The problem is far more general on SE. The people who do things are the ones who have experience with tools. This is not true just in WM, but it is is true in Photography, GIS/GPS, AskDifferent, SuperUser...
The Software Recommendation site is moribund. I've had detailed questions up there for over a year and gotten 1 answer -- not one that would get a check. And you can see why. How many WM guys read SR? Most of the stuff there is NOT WM stuff, so you aren't interested.
The key is to have a decent guide for both that type of question and that type of answer.
E.g. A tool request should have:
- A list of properties that the desired solution has.
- A minimum of N tools that the author has looked at, and rejected with the reasons listed.
- Optionally a list of items he's considering, with notes as to details he's uncertain about, or still checking out. If this list is longer the the list above, he gets a curt, "Come back when you've done more homework"
In general the question and answer should be proportional. Indeed much could be done to improve questions on SE (and Quora...) if there was a minimum character count on the question.
Answers should be in the form
Name of tool. Date of last release.
Top level web site of tool (DATE)
The answer's estimate of the fit of this tool to the question.
Response to the items on the desired property list.
Partial answers in the form of "Have you considered X" should be posted as comments to the original question, and the author is responsible for editing the question to address that recommendation.
In some cases the request can be for a meta answer. E.g. What are good recommendation sites for X
Spam and self promotion. If there were a product that matched my needs out there, do I care if the author of it tells me? No. I have zero objection to Relevant self promotion.
Possibly a user needs to have X points before being able to respond to a question tagged tool (server, whatever) recommendation.
I agree that asking about hosting sites is probably a wheel spinner. It changes too fast. It's also largely a commodity market. Ultimately you don't care if your packets come from a server room in San Jose or Seattle.
Software -- server, or toolchain -- is different. Usually there is a learning curve (cliff...) and getting it set up even to do a test can take days. Often switching systems can require time consuming data mangling.

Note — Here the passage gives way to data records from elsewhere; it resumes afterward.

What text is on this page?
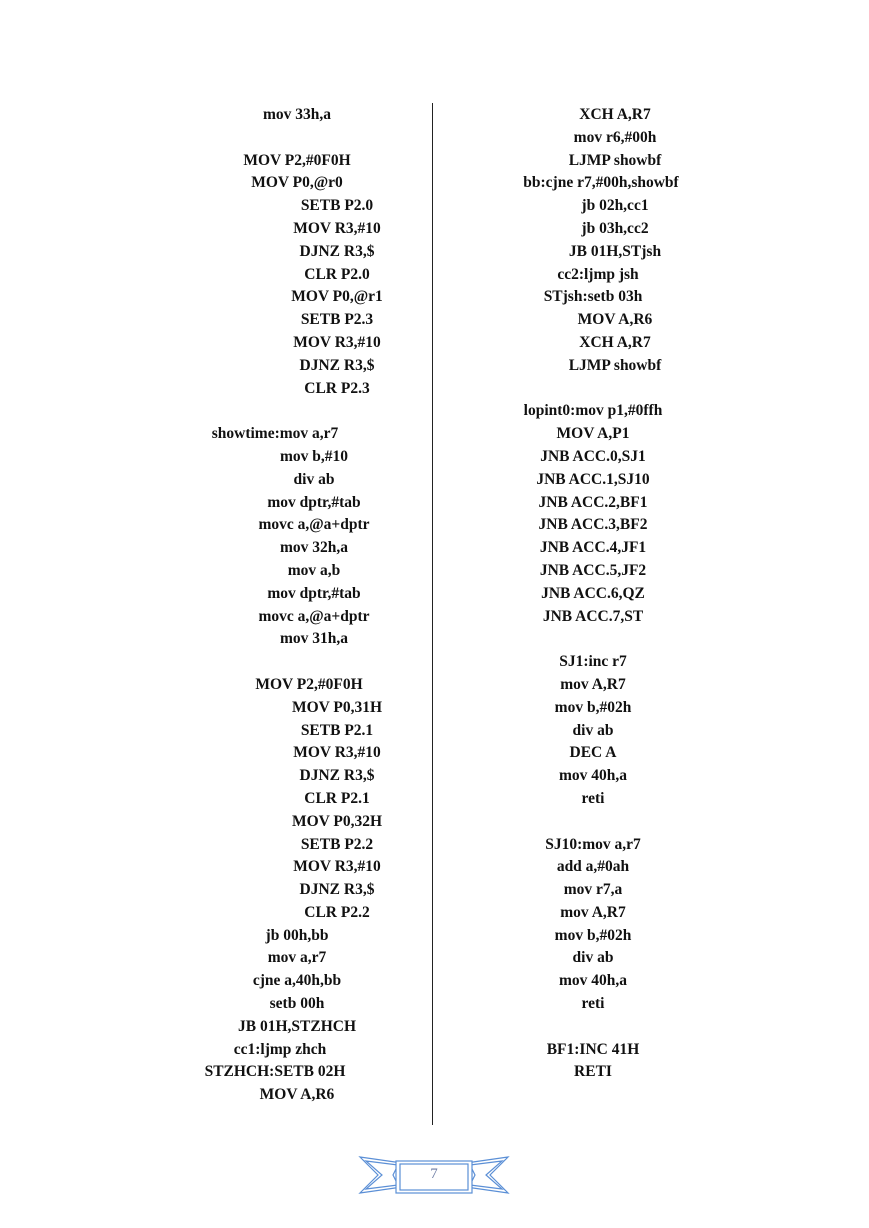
mov 33h,a
MOV P2,#0F0H
MOV P0,@r0
SETB P2.0
MOV R3,#10
DJNZ R3,$
CLR P2.0
MOV P0,@r1
SETB P2.3
MOV R3,#10
DJNZ R3,$
CLR P2.3
showtime:mov a,r7
mov b,#10
div ab
mov dptr,#tab
movc a,@a+dptr
mov 32h,a
mov a,b
mov dptr,#tab
movc a,@a+dptr
mov 31h,a
MOV P2,#0F0H
MOV P0,31H
SETB P2.1
MOV R3,#10
DJNZ R3,$
CLR P2.1
MOV P0,32H
SETB P2.2
MOV R3,#10
DJNZ R3,$
CLR P2.2
jb 00h,bb
mov a,r7
cjne a,40h,bb
setb 00h
JB 01H,STZHCH
cc1:ljmp zhch
STZHCH:SETB 02H
MOV A,R6
XCH A,R7
mov r6,#00h
LJMP showbf
bb:cjne r7,#00h,showbf
jb 02h,cc1
jb 03h,cc2
JB 01H,STjsh
cc2:ljmp jsh
STjsh:setb 03h
MOV A,R6
XCH A,R7
LJMP showbf
lopint0:mov p1,#0ffh
MOV A,P1
JNB ACC.0,SJ1
JNB ACC.1,SJ10
JNB ACC.2,BF1
JNB ACC.3,BF2
JNB ACC.4,JF1
JNB ACC.5,JF2
JNB ACC.6,QZ
JNB ACC.7,ST
SJ1:inc r7
mov A,R7
mov b,#02h
div ab
DEC A
mov 40h,a
reti
SJ10:mov a,r7
add a,#0ah
mov r7,a
mov A,R7
mov b,#02h
div ab
mov 40h,a
reti
BF1:INC 41H
RETI
7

Searching. Sometimes I've beat my head against the monitor intermittently for days trying to find an answer. Then I come up with the right search word, and blossoms unfold before my eyes. Sometimes the answer to a question is suggesting the right set of search terms.
I got embroiled with this with the following problem:
I want to host some 200,000 images, with a canonical organization by date, but with virtual albums based on ITPC metadata. It needs to run in a LAMP environment. Presentation pages must be customizable, or there need to be extensive collections of themes. There needs to be a distributed moderator system, and a way to attach threaded comments at any level. E.g. discussions at the category, album, event, and image. It needs a good support community.
If someone can show me the google search that will find me answers to that, please post a comment. (The above is a synopsis. See the closed question on the main page.)
Or if someone can tell me how to find a good source of LAMP compatible photo galery servers, I'd appreciate it.